Aminata Touré, figure de la troisième alternance sénégalaise du 24 mars 2024, a été propulsée au poste de Haut Représentant du président de la République par un décret rendu public le 27 août. Dans la foulée, elle a exprimé sa « profonde gratitude » au président Bassirou Diomaye Faye et renouvelé son « engagement entier pour l’avènement d’un Sénégal souverain, juste et prospère ». Mais cette « récompense » est-elle la meilleure qu’elle pouvait attendre de ses alliés au regard au regard, à la fois, de son apport à la chute du régime de Macky Sall et de ses états de services antérieurs dans l’appareil d’Etat sénégalais ? Devait-elle espérer « mieux » vu la qualité de ses rapports antérieurs avec l’ex opposant Ousmane Sonko devenu premier ministre ? Que dit une telle nomination de la démarche du duo de l’exécutif Faye-Sonko à l’endroit de celle qui avait perdu son poste de député de la coalition Benno Bokk Yaakaar (BBY) suite à une opposition frontale contre l’ancien regime?
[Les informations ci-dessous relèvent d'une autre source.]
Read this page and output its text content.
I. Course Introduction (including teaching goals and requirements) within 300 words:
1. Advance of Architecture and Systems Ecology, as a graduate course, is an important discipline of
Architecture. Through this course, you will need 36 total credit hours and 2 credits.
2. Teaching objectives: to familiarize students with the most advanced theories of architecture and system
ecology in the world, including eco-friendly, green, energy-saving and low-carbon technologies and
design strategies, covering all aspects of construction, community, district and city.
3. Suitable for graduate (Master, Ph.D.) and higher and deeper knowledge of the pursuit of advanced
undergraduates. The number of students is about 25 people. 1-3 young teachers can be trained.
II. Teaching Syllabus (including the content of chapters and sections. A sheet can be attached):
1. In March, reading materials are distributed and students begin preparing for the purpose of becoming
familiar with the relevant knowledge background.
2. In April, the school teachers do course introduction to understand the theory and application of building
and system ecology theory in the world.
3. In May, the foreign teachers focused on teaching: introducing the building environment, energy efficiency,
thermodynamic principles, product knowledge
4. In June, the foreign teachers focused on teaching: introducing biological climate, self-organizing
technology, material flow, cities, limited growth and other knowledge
Pour beaucoup d’observateurs, Aminata Touré pouvait peut-être tabler sur un poste plus prestigieux au coeur de la République. Ancienne première ministre du Sénégal, ancienne ministre de la Justice garde des Sceaux, cette ex trotskiste de la 4e Internationale devenue fonctionnaire du système des Nations unies n’aurait pas eu tort de rêver de diriger l’Assemblée nationale.
Le symbole de son intronisation en chef de file des députés Pastef et alliés en aurait été double. Il aurait consacré son retour triomphal sur les lieux du crime par lequel Macky Sall l’avait expulsée de l’hémicycle pour non subordination. Puis il aurait acté son installation dans l’arc institutionnel autour duquel tourne la démocratie sénégalaise. Et c’est peut-être là le problème.
Le poste de président de l’Assemblée nationale fait de son titulaire la seconde personnalité de l’Etat. Celle qui, immédiatement, assure la vacance du pouvoir en cas d’indisponibilité temporaire ou définitive du président de la République. Celle qui est susceptible d’assurer la transition découlant de cette « absence » et qui aurait la charge de l’organisation d’une éventuelle élection présidentielle anticipée. Les Pastéfiens supporteraient-ils qu’à un moment de leur histoire dans le pouvoir, le fondateur de leur parti Pastef soit institutionnellement placé en dessous d’une alliée politique venue rejoindre leur cause bien plus tard que leur propre engagement politique ? Ceci est une ou la raison majeure sur laquelle Bassirou Diomaye Faye et Ousmane Sonko ont pu s’accorder pour ne pas envoyer Aminata Touré à la tête de l’Assemblée nationale. Mais ce n’est pas la seule.
Presque cinq mois après leur arrivée au pouvoir, le président et son premier ministre doivent encore faire face à l’incertitude et casse-tête que constitue une Assemblée nationale encore dominée - mais plus pour longtemps, semble-t-il - par les députés de l’ancien pouvoir exécutif. Le projet de dissolution du Haut conseil des collectivités territoriales (HCCT) et du Conseil économique social et environnemental (CESE) envisagé par le chef de l’Etat à partir de ce 29 août porterait lui-même les germes d’un effacement pur et simple de la 14e législature. Mais on ignore les péripéties juridiques, politiques et institutionnelles qui pourraient le retarder. Fallait-il faire attendre davantage Aminata Touré alors que la plupart des pontes politiques de la coalition Diomaye-Président sont aux affaires depuis belle lurette ?
Haut Représentant du président de la République, l’ancienne première ministre ferait également les frais de la « naïveté » originelle du duo Faye-Sonko. Dans le gouvernement formé en avril dernier, tous les ministères de souveraineté (Forces armées, Intérieur, Affaires étrangères et Justice) sauf Finances (Cheikh Diba, et encore !) sont allés à des personnalités hors de la mouvance Pastef (Birame Diop, Jean-Baptiste Tine, Yassine Fall et Ousmane Diagne).
Parce ce geste, l’exécutif estime avoir assez donné de gages d’ouverture en direction de la société civile pour décrédibiliser le principe agité d’un « Etat Pastef ». Mais les soubresauts de la vie politique sénégalaise peuvent être si déroutants. Et donc, rien ne semble totalement perdu pour celle que l’on appelle Mimi.